Alors que la tentative d’attentat contre Tribune juive a lieu le même jour que celui perpétré dans le RER à Paris, ce n’est pas à la piste islamiste que s’intéressent les policiers. Au vu de l’objectif visé et du contenu du texte de revendication, les RG de la préfecture de police de Paris font le rapprochement avec une série d’affiches collées sur Paris entre janvier et juin 1996. L’une de ces affiches, signée par le GUD, met à l’honneur l’artificier du Hamas Yehia Ayache, tué par les services spéciaux israéliens ; une autre proclamant « Israël tue, ONU complice », sortie lors du massacre de Cana, est signée « Union et Défense des Victimes du Sionisme » ; une autre encore, « Et si l’abbé Pierre avait raison ? » porte la signature d’une « Union et Défense de la Liberté d’Expression ». Pour les RG il n’y a aucun doute, le GUD se cache derrière ces différentes signatures. C’est donc vers lui que s’oriente l’enquête, même si les certitudes policières sont bien faibles [2].
Honneur au chef !
À tout seigneur tout honneur, le premier à recevoir la « visite » de la brigade criminelle fut Frédéric Chatillon, ancien responsable du GUD. À son domicile de la rue du Renard dans le IVe arrondissement de Paris, la police trouve un calibre.
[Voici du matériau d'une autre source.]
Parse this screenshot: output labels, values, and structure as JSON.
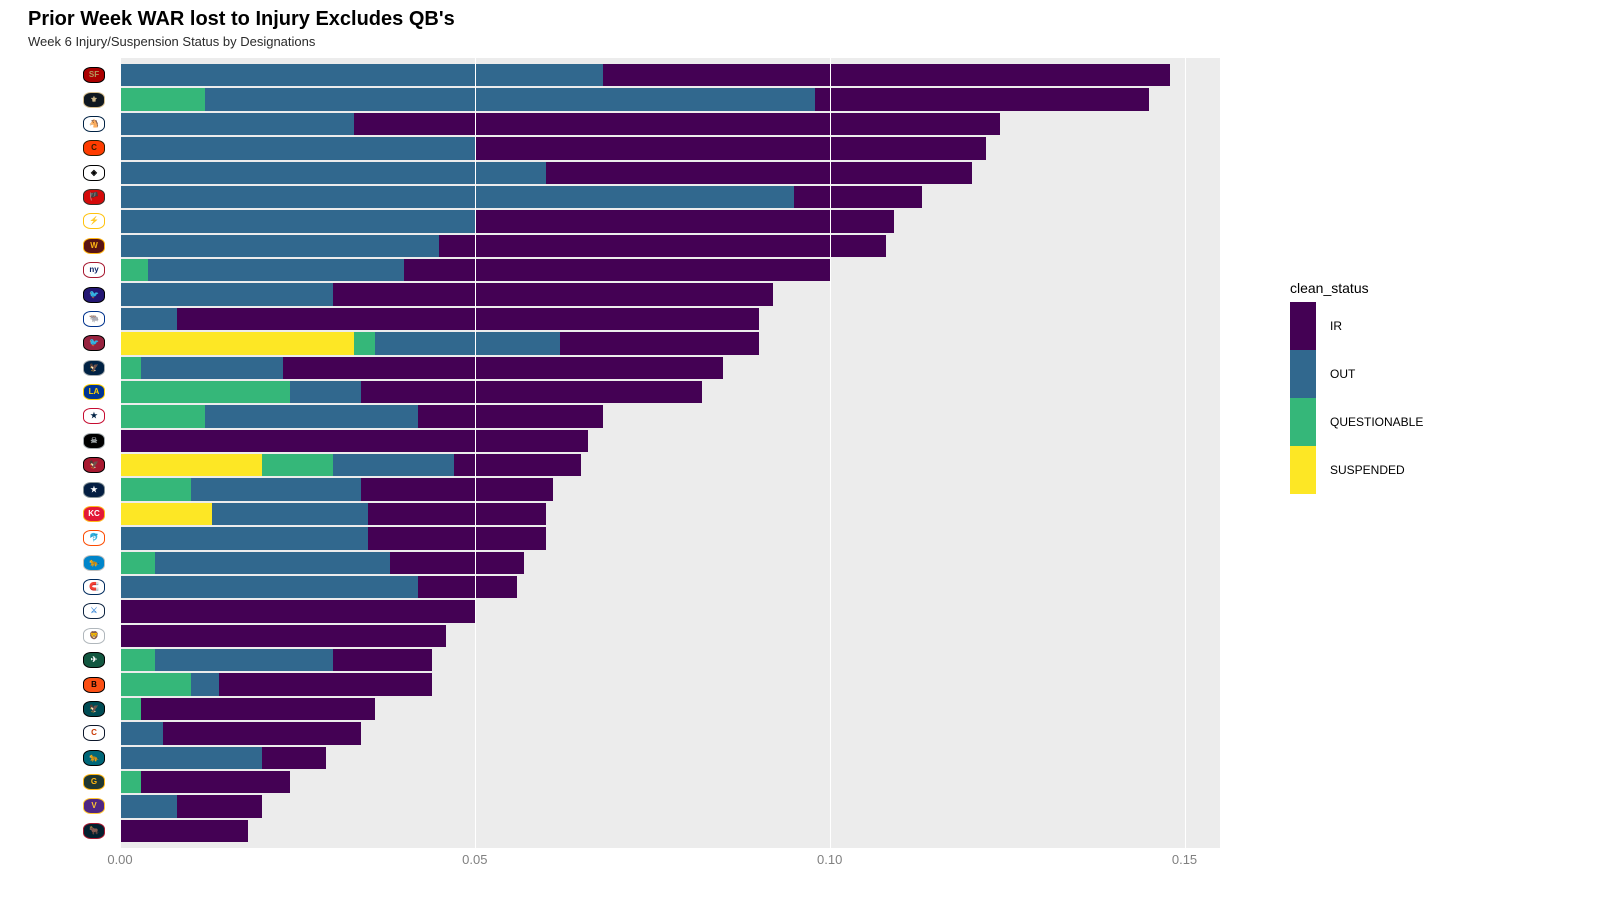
{
  "chart": {
    "type": "stacked-horizontal-bar",
    "title": "Prior Week WAR lost to Injury Excludes QB's",
    "subtitle": "Week 6 Injury/Suspension Status by Designations",
    "title_fontsize": 20,
    "subtitle_fontsize": 13,
    "background_color": "#ffffff",
    "panel_background": "#ececec",
    "grid_color": "#ffffff",
    "axis_text_color": "#808080",
    "x": {
      "min": 0.0,
      "max": 0.155,
      "ticks": [
        0.0,
        0.05,
        0.1,
        0.15
      ],
      "tick_labels": [
        "0.00",
        "0.05",
        "0.10",
        "0.15"
      ]
    },
    "legend": {
      "title": "clean_status",
      "items": [
        {
          "key": "IR",
          "label": "IR",
          "color": "#440154"
        },
        {
          "key": "OUT",
          "label": "OUT",
          "color": "#31688e"
        },
        {
          "key": "QUESTIONABLE",
          "label": "QUESTIONABLE",
          "color": "#35b779"
        },
        {
          "key": "SUSPENDED",
          "label": "SUSPENDED",
          "color": "#fde725"
        }
      ]
    },
    "status_colors": {
      "IR": "#440154",
      "OUT": "#31688e",
      "QUESTIONABLE": "#35b779",
      "SUSPENDED": "#fde725"
    },
    "teams": [
      {
        "abbr": "SF",
        "badge": {
          "bg": "#aa0000",
          "fg": "#b3995d",
          "txt": "SF",
          "border": "#000"
        },
        "values": {
          "SUSPENDED": 0,
          "QUESTIONABLE": 0,
          "OUT": 0.068,
          "IR": 0.08
        }
      },
      {
        "abbr": "NO",
        "badge": {
          "bg": "#101820",
          "fg": "#d3bc8d",
          "txt": "⚜",
          "border": "#d3bc8d"
        },
        "values": {
          "SUSPENDED": 0,
          "QUESTIONABLE": 0.012,
          "OUT": 0.086,
          "IR": 0.047
        }
      },
      {
        "abbr": "DEN",
        "badge": {
          "bg": "#ffffff",
          "fg": "#fb4f14",
          "txt": "🐴",
          "border": "#002244"
        },
        "values": {
          "SUSPENDED": 0,
          "QUESTIONABLE": 0,
          "OUT": 0.033,
          "IR": 0.091
        }
      },
      {
        "abbr": "CLE",
        "badge": {
          "bg": "#ff3c00",
          "fg": "#311d00",
          "txt": "C",
          "border": "#311d00"
        },
        "values": {
          "SUSPENDED": 0,
          "QUESTIONABLE": 0,
          "OUT": 0.05,
          "IR": 0.072
        }
      },
      {
        "abbr": "PIT",
        "badge": {
          "bg": "#ffffff",
          "fg": "#000000",
          "txt": "◈",
          "border": "#000"
        },
        "values": {
          "SUSPENDED": 0,
          "QUESTIONABLE": 0,
          "OUT": 0.06,
          "IR": 0.06
        }
      },
      {
        "abbr": "TB",
        "badge": {
          "bg": "#d50a0a",
          "fg": "#ffffff",
          "txt": "🏴",
          "border": "#34302b"
        },
        "values": {
          "SUSPENDED": 0,
          "QUESTIONABLE": 0,
          "OUT": 0.095,
          "IR": 0.018
        }
      },
      {
        "abbr": "LAC",
        "badge": {
          "bg": "#ffffff",
          "fg": "#0080c6",
          "txt": "⚡",
          "border": "#ffc20e"
        },
        "values": {
          "SUSPENDED": 0,
          "QUESTIONABLE": 0,
          "OUT": 0.05,
          "IR": 0.059
        }
      },
      {
        "abbr": "WAS",
        "badge": {
          "bg": "#5a1414",
          "fg": "#ffb612",
          "txt": "W",
          "border": "#ffb612"
        },
        "values": {
          "SUSPENDED": 0,
          "QUESTIONABLE": 0,
          "OUT": 0.045,
          "IR": 0.063
        }
      },
      {
        "abbr": "NYG",
        "badge": {
          "bg": "#ffffff",
          "fg": "#0b2265",
          "txt": "ny",
          "border": "#a71930"
        },
        "values": {
          "SUSPENDED": 0,
          "QUESTIONABLE": 0.004,
          "OUT": 0.036,
          "IR": 0.06
        }
      },
      {
        "abbr": "BAL",
        "badge": {
          "bg": "#241773",
          "fg": "#9e7c0c",
          "txt": "🐦",
          "border": "#000"
        },
        "values": {
          "SUSPENDED": 0,
          "QUESTIONABLE": 0,
          "OUT": 0.03,
          "IR": 0.062
        }
      },
      {
        "abbr": "BUF",
        "badge": {
          "bg": "#ffffff",
          "fg": "#c60c30",
          "txt": "🐃",
          "border": "#00338d"
        },
        "values": {
          "SUSPENDED": 0,
          "QUESTIONABLE": 0,
          "OUT": 0.008,
          "IR": 0.082
        }
      },
      {
        "abbr": "ARI",
        "badge": {
          "bg": "#97233f",
          "fg": "#ffffff",
          "txt": "🐦",
          "border": "#000"
        },
        "values": {
          "SUSPENDED": 0.033,
          "QUESTIONABLE": 0.003,
          "OUT": 0.026,
          "IR": 0.028
        }
      },
      {
        "abbr": "SEA",
        "badge": {
          "bg": "#002244",
          "fg": "#69be28",
          "txt": "🦅",
          "border": "#a5acaf"
        },
        "values": {
          "SUSPENDED": 0,
          "QUESTIONABLE": 0.003,
          "OUT": 0.02,
          "IR": 0.062
        }
      },
      {
        "abbr": "LAR",
        "badge": {
          "bg": "#003594",
          "fg": "#ffd100",
          "txt": "LA",
          "border": "#ffd100"
        },
        "values": {
          "SUSPENDED": 0,
          "QUESTIONABLE": 0.024,
          "OUT": 0.01,
          "IR": 0.048
        }
      },
      {
        "abbr": "NE",
        "badge": {
          "bg": "#ffffff",
          "fg": "#002244",
          "txt": "★",
          "border": "#c60c30"
        },
        "values": {
          "SUSPENDED": 0,
          "QUESTIONABLE": 0.012,
          "OUT": 0.03,
          "IR": 0.026
        }
      },
      {
        "abbr": "LV",
        "badge": {
          "bg": "#000000",
          "fg": "#a5acaf",
          "txt": "☠",
          "border": "#a5acaf"
        },
        "values": {
          "SUSPENDED": 0,
          "QUESTIONABLE": 0,
          "OUT": 0,
          "IR": 0.066
        }
      },
      {
        "abbr": "ATL",
        "badge": {
          "bg": "#a71930",
          "fg": "#000000",
          "txt": "🦅",
          "border": "#000"
        },
        "values": {
          "SUSPENDED": 0.02,
          "QUESTIONABLE": 0.01,
          "OUT": 0.017,
          "IR": 0.018
        }
      },
      {
        "abbr": "DAL",
        "badge": {
          "bg": "#041e42",
          "fg": "#ffffff",
          "txt": "★",
          "border": "#869397"
        },
        "values": {
          "SUSPENDED": 0,
          "QUESTIONABLE": 0.01,
          "OUT": 0.024,
          "IR": 0.027
        }
      },
      {
        "abbr": "KC",
        "badge": {
          "bg": "#e31837",
          "fg": "#ffffff",
          "txt": "KC",
          "border": "#ffb81c"
        },
        "values": {
          "SUSPENDED": 0.013,
          "QUESTIONABLE": 0,
          "OUT": 0.022,
          "IR": 0.025
        }
      },
      {
        "abbr": "MIA",
        "badge": {
          "bg": "#ffffff",
          "fg": "#008e97",
          "txt": "🐬",
          "border": "#fc4c02"
        },
        "values": {
          "SUSPENDED": 0,
          "QUESTIONABLE": 0,
          "OUT": 0.035,
          "IR": 0.025
        }
      },
      {
        "abbr": "CAR",
        "badge": {
          "bg": "#0085ca",
          "fg": "#000000",
          "txt": "🐆",
          "border": "#bfc0bf"
        },
        "values": {
          "SUSPENDED": 0,
          "QUESTIONABLE": 0.005,
          "OUT": 0.033,
          "IR": 0.019
        }
      },
      {
        "abbr": "IND",
        "badge": {
          "bg": "#ffffff",
          "fg": "#002c5f",
          "txt": "🧲",
          "border": "#002c5f"
        },
        "values": {
          "SUSPENDED": 0,
          "QUESTIONABLE": 0,
          "OUT": 0.042,
          "IR": 0.014
        }
      },
      {
        "abbr": "TEN",
        "badge": {
          "bg": "#ffffff",
          "fg": "#4b92db",
          "txt": "⚔",
          "border": "#0c2340"
        },
        "values": {
          "SUSPENDED": 0,
          "QUESTIONABLE": 0,
          "OUT": 0,
          "IR": 0.05
        }
      },
      {
        "abbr": "DET",
        "badge": {
          "bg": "#ffffff",
          "fg": "#0076b6",
          "txt": "🦁",
          "border": "#b0b7bc"
        },
        "values": {
          "SUSPENDED": 0,
          "QUESTIONABLE": 0,
          "OUT": 0,
          "IR": 0.046
        }
      },
      {
        "abbr": "NYJ",
        "badge": {
          "bg": "#125740",
          "fg": "#ffffff",
          "txt": "✈",
          "border": "#000"
        },
        "values": {
          "SUSPENDED": 0,
          "QUESTIONABLE": 0.005,
          "OUT": 0.025,
          "IR": 0.014
        }
      },
      {
        "abbr": "CIN",
        "badge": {
          "bg": "#fb4f14",
          "fg": "#000000",
          "txt": "B",
          "border": "#000"
        },
        "values": {
          "SUSPENDED": 0,
          "QUESTIONABLE": 0.01,
          "OUT": 0.004,
          "IR": 0.03
        }
      },
      {
        "abbr": "PHI",
        "badge": {
          "bg": "#004c54",
          "fg": "#a5acaf",
          "txt": "🦅",
          "border": "#000"
        },
        "values": {
          "SUSPENDED": 0,
          "QUESTIONABLE": 0.003,
          "OUT": 0,
          "IR": 0.033
        }
      },
      {
        "abbr": "CHI",
        "badge": {
          "bg": "#ffffff",
          "fg": "#c83803",
          "txt": "C",
          "border": "#0b162a"
        },
        "values": {
          "SUSPENDED": 0,
          "QUESTIONABLE": 0,
          "OUT": 0.006,
          "IR": 0.028
        }
      },
      {
        "abbr": "JAX",
        "badge": {
          "bg": "#006778",
          "fg": "#d7a22a",
          "txt": "🐆",
          "border": "#000"
        },
        "values": {
          "SUSPENDED": 0,
          "QUESTIONABLE": 0,
          "OUT": 0.02,
          "IR": 0.009
        }
      },
      {
        "abbr": "GB",
        "badge": {
          "bg": "#203731",
          "fg": "#ffb612",
          "txt": "G",
          "border": "#ffb612"
        },
        "values": {
          "SUSPENDED": 0,
          "QUESTIONABLE": 0.003,
          "OUT": 0,
          "IR": 0.021
        }
      },
      {
        "abbr": "MIN",
        "badge": {
          "bg": "#4f2683",
          "fg": "#ffc62f",
          "txt": "V",
          "border": "#ffc62f"
        },
        "values": {
          "SUSPENDED": 0,
          "QUESTIONABLE": 0,
          "OUT": 0.008,
          "IR": 0.012
        }
      },
      {
        "abbr": "HOU",
        "badge": {
          "bg": "#03202f",
          "fg": "#a71930",
          "txt": "🐂",
          "border": "#a71930"
        },
        "values": {
          "SUSPENDED": 0,
          "QUESTIONABLE": 0,
          "OUT": 0,
          "IR": 0.018
        }
      }
    ]
  }
}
Coup dur pour Chatillon qui aspire depuis quelque temps à une certaine respectabilité. En effet, en épousant Marie d’Herbais, il est devenu le gendre de la comtesse Katherine d’Herbais, qui, outre le fait d’être riche, est conseillère régionale FN et a longtemps été l’une des principales actionnaires avec son mari du journal Minute. Elle possède par ailleurs un château qui défraya la chronique en servant de décor au film X « Les Visiteuses », remake du film de J.-M. Poiré avec Tabata Cash en interprète star... Il faut ajouter à cela que Chatillon est maintenant le papa d’une charmante gamine dont le parrain n’est autre qu’un certain Jean-Marie Le Pen. Enfin, pour parfaire sa reconversion, il a créé une société en communication intitulée Riwal Communication (cf. infra). Bref, cette vilaine histoire avec la police risque de mettre à mal ses envies d’embourgoisement. Il finit par avouer que le flingue appartient à un autre membre du GUD, Antoine Roucheray (c’est pas bien de balancer un camarade, Frédéric...) qui est à son tour interpellé. La police se rend ensuite rue Pierre Demours (dans le XVIIe arrondissement) chez Thomas Lagane, lui aussi membre du GUD. Les inspecteurs trouvent chez lui quelques « souvenirs » rapportés de Croatie où il s’était rendu en compagnie de Chatillon.
Fidélité à la famille !
C’est au tour d’Axel Loustau, demeurant boulevard de Saint-Julien à Meudon (92), d’être l’objet de la curiosité policière. Cadre dans une banque, il fait partie d’une famille très connue à l’extrême droite : son père Fernand Loustau, mort en 1993, dirigeait une société de gardiennage, Normandy Sécurité, impliquée en février 1997 dans le « vidage » de la fromagerie Besnier à Isigny, occupée par des grévistes. À cette occasion, cet ancien officier du 3e REP avait fait appel à une trentaine d’anciens paras, membres comme lui de l’UNP (Union Nationale des Parachutistes). On retrouve Fernand Loustau comme actionnaire d’une société intitulée Veronica SA, qui offre la particularité d’avoir pour actionnaires le gratin de l’extrême droite française. Qu’on en juge :
• Anne Meaux, actuelle attachée à la communication d’Alain Madelin (après avoir été celle de Giscard, époque à laquelle elle gagna le surnom d’Eva Braun), est une ancienne militante d’Ordre nouveau et du PFN ;
• Gérald Penciolelli, actuel directeur de Minute, ancien d’Ordre nouveau et du PFN ; très proche de certains milieux patronaux et d’Alain Madelin ;
• Bernard Lehideux, permanent au Parti républicain, et dont la sœur Martine est vice-présidente du FN et responsable du Cercle national des Femmes d’Europe ;
• Jean-Pax Méfret, « le chanteur de l’Occident » ;
• Gérard Écorcheville, ancien d’Occident, du GUD, d’Ordre nouveau et du PFN, recyclé au RPR par Pasqua avant de finir au FN ;
• le « Prince noir » Henri de Bourbon.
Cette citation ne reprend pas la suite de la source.